Overall – still much to do, but I sense that some really interesting issues are beginning to emerge.

Lessons from the real world on community engagement

An interesting insight into last week’s tuition fees protests in London can be gleaned from the protesters’ use of a ‘Live protest map’ on Google. The minute by minute updates, provided in real time by the demonstrators, provide an extremely compelling account of the day, made all the more so by the brevity and to-the-point nature of the individual observations (e.g. ‘Escaped Police Horse Victoria street’). While I could write at length on the merits of the protests themselves and the impact of the vote in Parliament, this blog is about locative technologies… and this map shows, in microcosm, the great power of combining timelines with maps for illustrating complex events with multiple histories. And, as in this case, to serve specific purposes – real time information sharing among those involved. There are lessons to be learned, I think, for those responsible for the development of websites that seek to document and describe histories such as this with user generated content, particularly of urban areas.
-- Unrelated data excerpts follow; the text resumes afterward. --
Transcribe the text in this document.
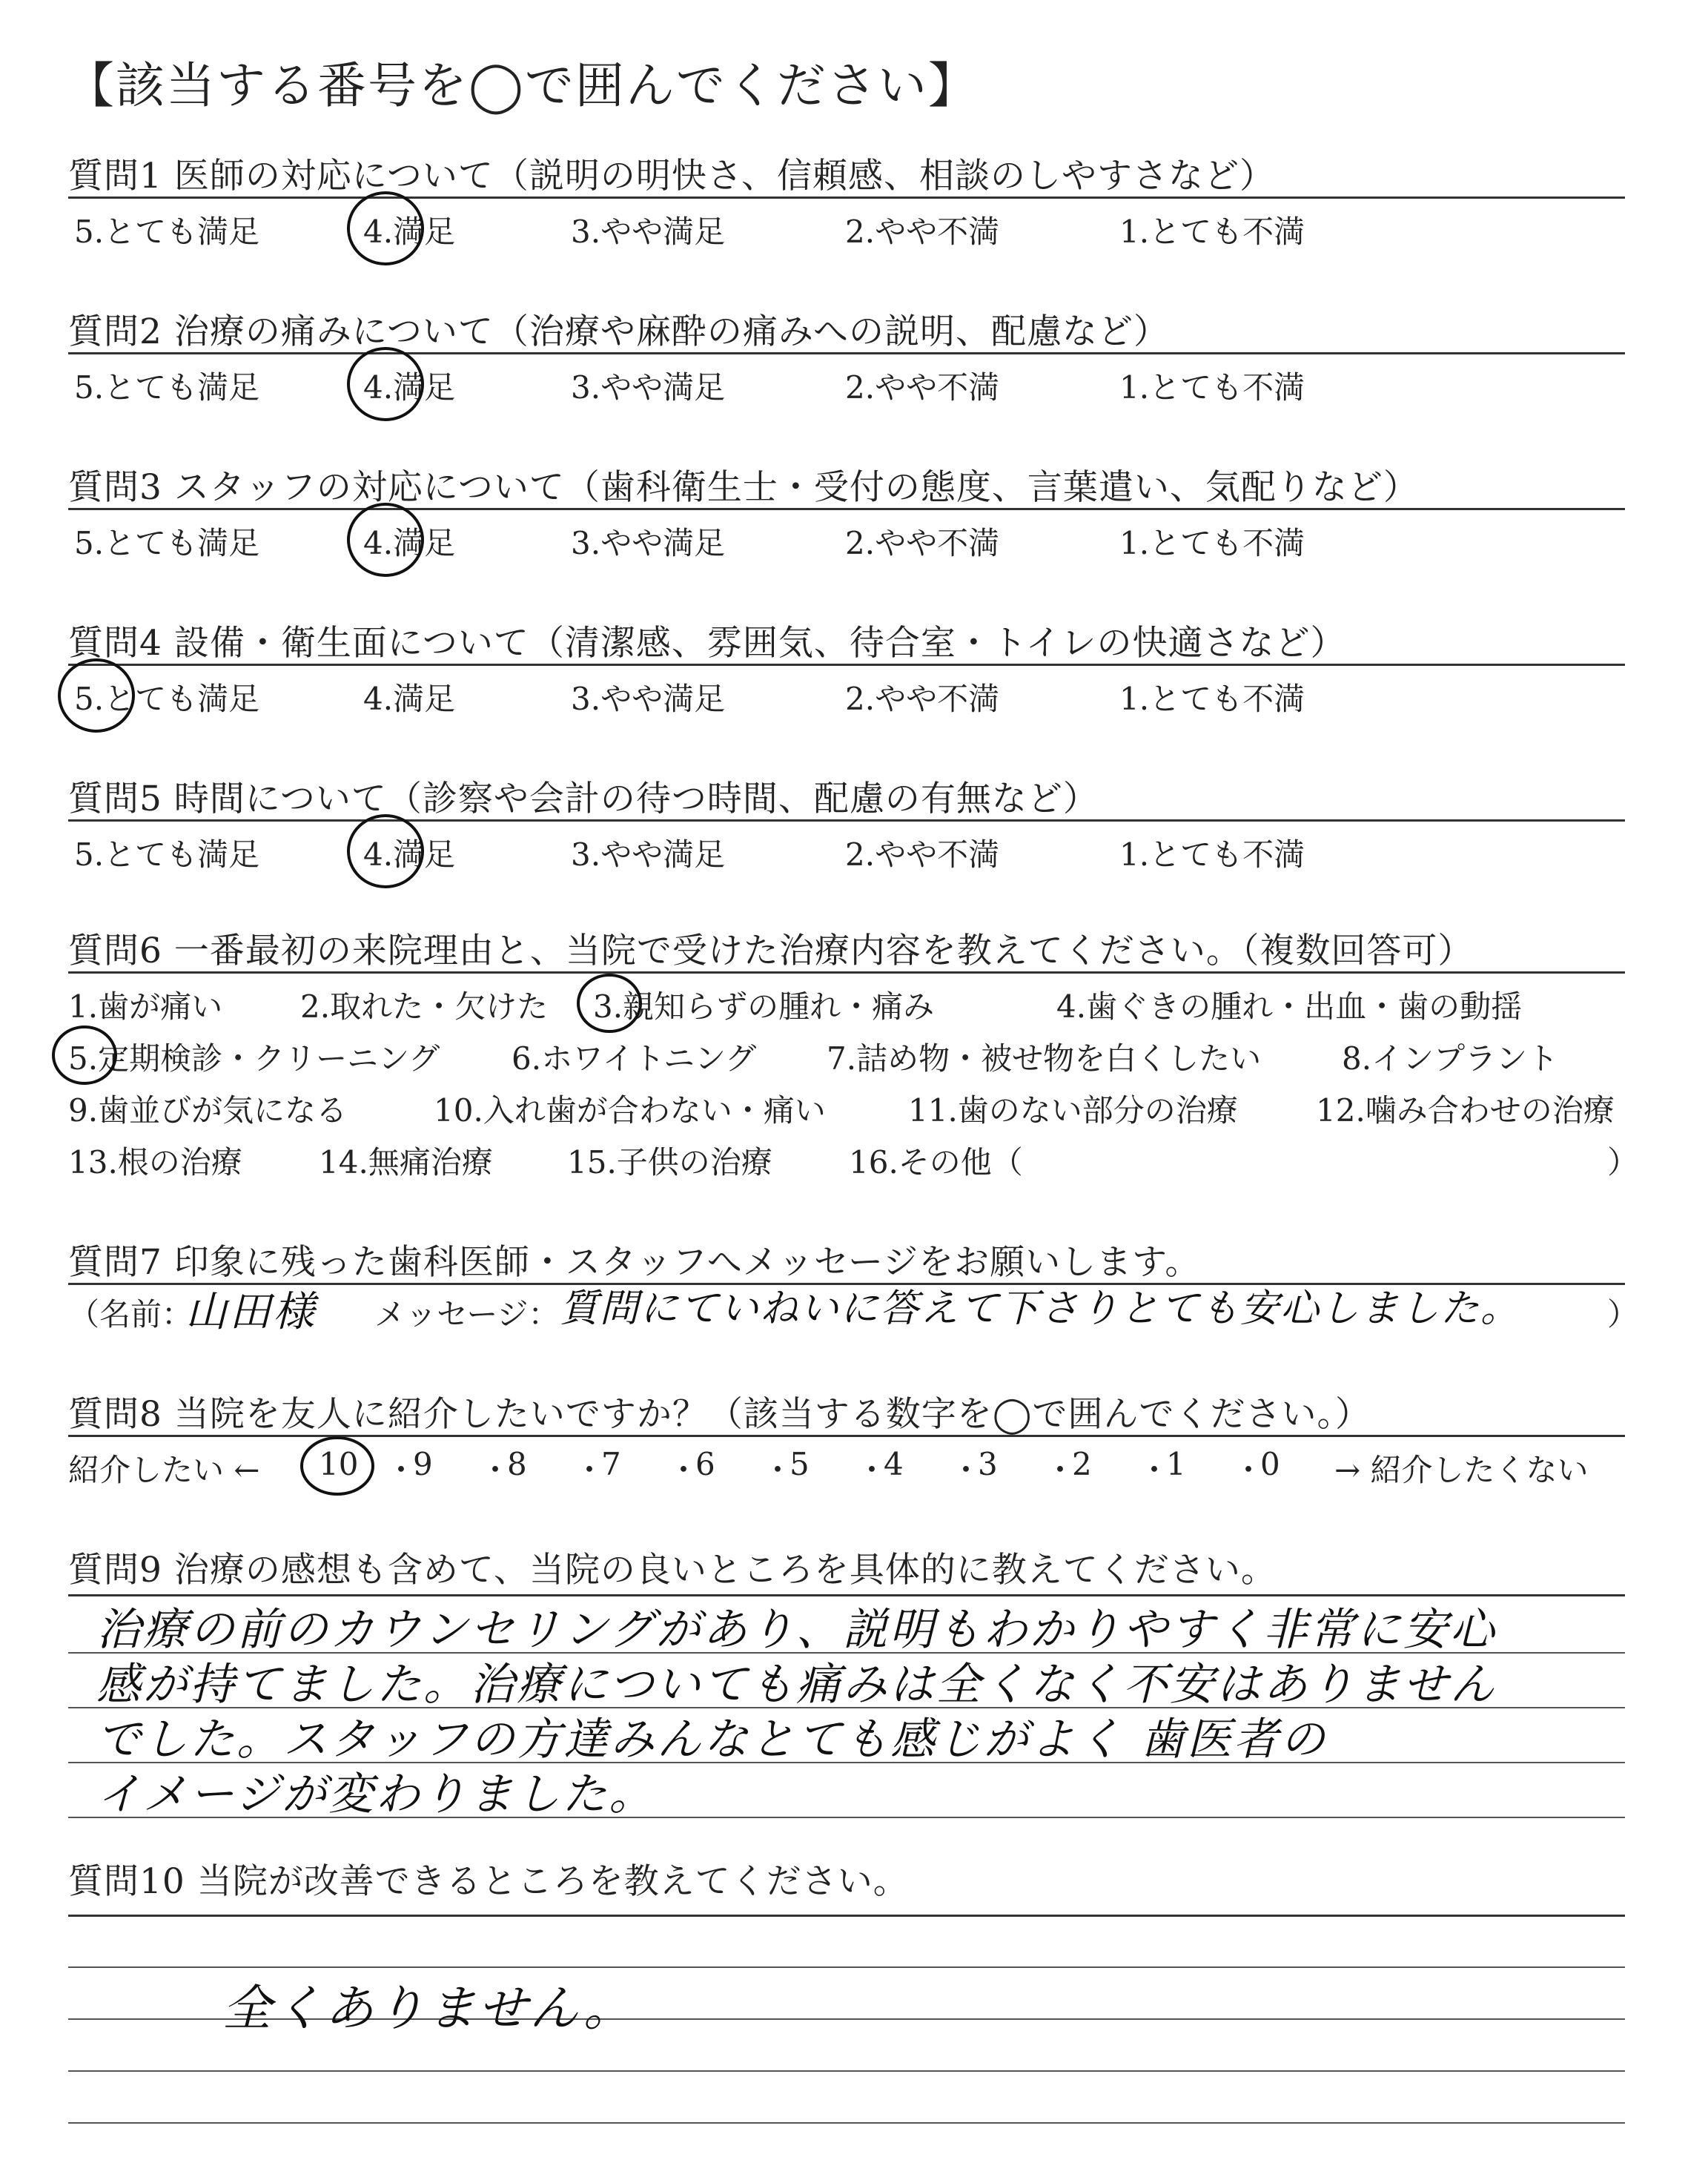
【該当する番号を◯で囲んでください】
質問1 医師の対応について（説明の明快さ、信頼感、相談のしやすさなど）
5.とても満足	4.満足	3.やや満足	2.やや不満	1.とても不満
質問2 治療の痛みについて（治療や麻酔の痛みへの説明、配慮など）
5.とても満足	4.満足	3.やや満足	2.やや不満	1.とても不満
質問3 スタッフの対応について（歯科衛生士・受付の態度、言葉遣い、気配りなど）
5.とても満足	4.満足	3.やや満足	2.やや不満	1.とても不満
質問4 設備・衛生面について（清潔感、雰囲気、待合室・トイレの快適さなど）
5.とても満足	4.満足	3.やや満足	2.やや不満	1.とても不満
質問5 時間について（診察や会計の待つ時間、配慮の有無など）
5.とても満足	4.満足	3.やや満足	2.やや不満	1.とても不満
質問6 一番最初の来院理由と、当院で受けた治療内容を教えてください。（複数回答可）
1.歯が痛い 2.取れた・欠けた 3.親知らずの腫れ・痛み	4.歯ぐきの腫れ・出血・歯の動揺
5.定期検診・クリーニング 6.ホワイトニング 7.詰め物・被せ物を白くしたい	8.インプラント
9.歯並びが気になる	10.入れ歯が合わない・痛い	11.歯のない部分の治療	12.噛み合わせの治療
13.根の治療 14.無痛治療 15.子供の治療 16.その他（	）
質問7 印象に残った歯科医師・スタッフへメッセージをお願いします。
（名前：
山田様 メッセージ： 質問にていねいに答えて下さりとても安心しました。	）
質問8 当院を友人に紹介したいですか？（該当する数字を◯で囲んでください。）
紹介したい ← 10 ・
9 ・
8 ・
7 ・
6 ・
5 ・
4 ・
3 ・
2 ・
1 ・
0 → 紹介したくない
質問9 治療の感想も含めて、当院の良いところを具体的に教えてください。
治療の前のカウンセリングがあり、説明もわかりやすく非常に安心
感が持てました。治療についても痛みは全くなく不安はありません
でした。スタッフの方達みんなとても感じがよく 歯医者の
イメージが変わりました。
質問10 当院が改善できるところを教えてください。
全くありません。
Discussions with CCED (or how I learned to stop worrying about vagueness and love point data)

I met recently with Prof. Stephen Taylor of the University of Reading. Prof. Taylor is one of the investigators of the Clergy of the Church of England (CCED) database project; whose backend development is the responsibility of the Centre for Computing in the Humanities (CCH). Like so many other online historical resources, CCED’s main motivation is to bring things together, in this case information about the CofE clergy between 1540 and 1835, just after which predecessors to the Crockford directory began to appear. There is, however, a certain divergance between what CCED does and what Crockford (simply a list of names of all clergy) does.
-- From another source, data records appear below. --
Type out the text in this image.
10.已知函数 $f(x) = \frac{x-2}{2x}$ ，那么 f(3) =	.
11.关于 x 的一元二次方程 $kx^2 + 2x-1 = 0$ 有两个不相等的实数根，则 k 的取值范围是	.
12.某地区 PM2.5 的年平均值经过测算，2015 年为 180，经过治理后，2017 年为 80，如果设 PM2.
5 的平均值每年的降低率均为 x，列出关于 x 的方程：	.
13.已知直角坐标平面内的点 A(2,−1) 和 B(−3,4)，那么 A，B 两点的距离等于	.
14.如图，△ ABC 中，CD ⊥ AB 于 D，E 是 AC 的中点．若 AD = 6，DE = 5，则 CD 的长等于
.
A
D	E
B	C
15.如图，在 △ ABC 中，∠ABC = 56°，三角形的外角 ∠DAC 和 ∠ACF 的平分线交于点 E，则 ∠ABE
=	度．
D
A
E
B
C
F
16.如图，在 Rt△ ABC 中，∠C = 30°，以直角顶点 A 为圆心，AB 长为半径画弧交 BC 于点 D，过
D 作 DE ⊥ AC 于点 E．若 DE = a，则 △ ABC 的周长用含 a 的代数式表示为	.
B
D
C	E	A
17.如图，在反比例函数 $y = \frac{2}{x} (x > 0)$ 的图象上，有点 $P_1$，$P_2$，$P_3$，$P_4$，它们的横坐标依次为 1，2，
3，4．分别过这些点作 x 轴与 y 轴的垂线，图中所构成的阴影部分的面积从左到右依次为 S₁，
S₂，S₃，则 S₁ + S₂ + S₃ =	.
CCED started as a list of names, with the relatively straightforward ambition of documenting the name of every ordained person between those dates, drawing on a wide variety of historical sources. Two things fairly swiftly became apparent: that a digital approach was needed to cope with the sheer amounts of information involved (CD-ROMS were mooted at first), and that afacility to build queries around location would be critical to the use historians make of the resource. There is therefore clearly scope for considering how Chalice and CCED might complement one another.

Even more importantly however, some of the issues which CCED have come up against in terms of structure have a direct bearing on Chalice’s ambitions. What was most interesting from Chalice’s point of view was the great complexity which the geographic component contains. It is important to note that there was no definitive list of English ecclesiastical parish names prior to the CCED (crucially, what was needed, was a list which also followed through the history of parishes – e.g. dates of creation, dissolution, merging, etc.), and this is a key thing that CCED provides, and is and of itself of great benefit to the wider community.

Location in CCED is dealt with in two ways: jurisdictional and geographical (see this article). Contrary to popular opinion, which tends to perceive a neat cursus honorum descending from bishop to archdeacon to deacon to incumbent to curate etc, ecclesiastical hierarchies can be very complex. For example, a vicar might be geographically located within a diocese, and yet not report to the bishop responsible for that diocese (‘peculiar’ jurisdictions).

In the geographic sense, location is dealt with in two distinct ways – according to civil geographical areas, such as counties, and according to what might be described as a ‘popular understanding’ of religious geography, treating a diocese as a single geographic unit. Where known, each parish name has a date associated with it, and for the most part this remains constant throughout the period, although where a name has changed there are multiple records (a similar principle to the attestation value of Chalice names, but a rather different approach in terms of structure).

Sub-parish units are a major issue for CCED, and there are interesting comparisons in the issues this throws up for EPNS. Chapelries are a key example: these existed for sure, and are contained with CCED, but it is not always possible to assign them to a geographical footprint (I left my meeting with Prof. Taylor considerably less secure in my convictions about spatial footprints) at least beyond the fact that, almost by definition, they will be been associated with a building. Even then there are problems, however. One example comes from East Greenwich, where there is a record of a curate being appointed, but there is no record of where the chapel is or was, and no visible trace of it today.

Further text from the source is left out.